Some of the professions seeing the biggest job loss are IT, engineering, financial, service, and medical admin. None of those are unionized. The fact is that you could do away withe Unions tomorrow and unless people are willing to work for a fraction of their current salary, jobs will still stream overseas.
Are you really that obtuse? If you have a more fuel efficient vehicle, you don’t have to fill up as often. I get over 30 MPG on my car, a Honda Accord Hybrid, and I’ll bet it cost less than whatever gas-guzzler you’re driving.

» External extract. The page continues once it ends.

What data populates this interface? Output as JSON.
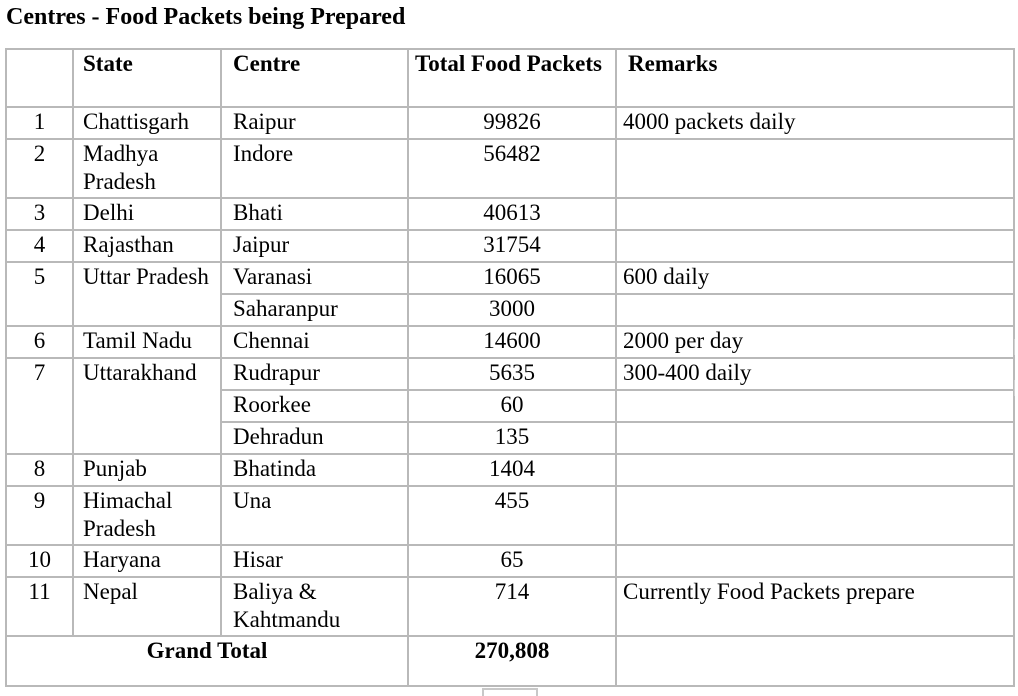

It is available in print again. Ironically it is sold by the Mises Institute itself: http://www.mises.org/store/Vampire-Economy-Doing-Business-Under-Fascism-The-P371.aspx
If you apply this to our energy sector I think you will see that the socialists have already nationalized this industry.
As I’ve been accuse of having a dream. I have a dream that one day the union bums will wake up and realize that the Democrats that they keep electing have used Global Warming to literally put them out of a job. GM was the first to go “Green” with their Flex Fuel trucks and SUVS but look at what’s still happening to them.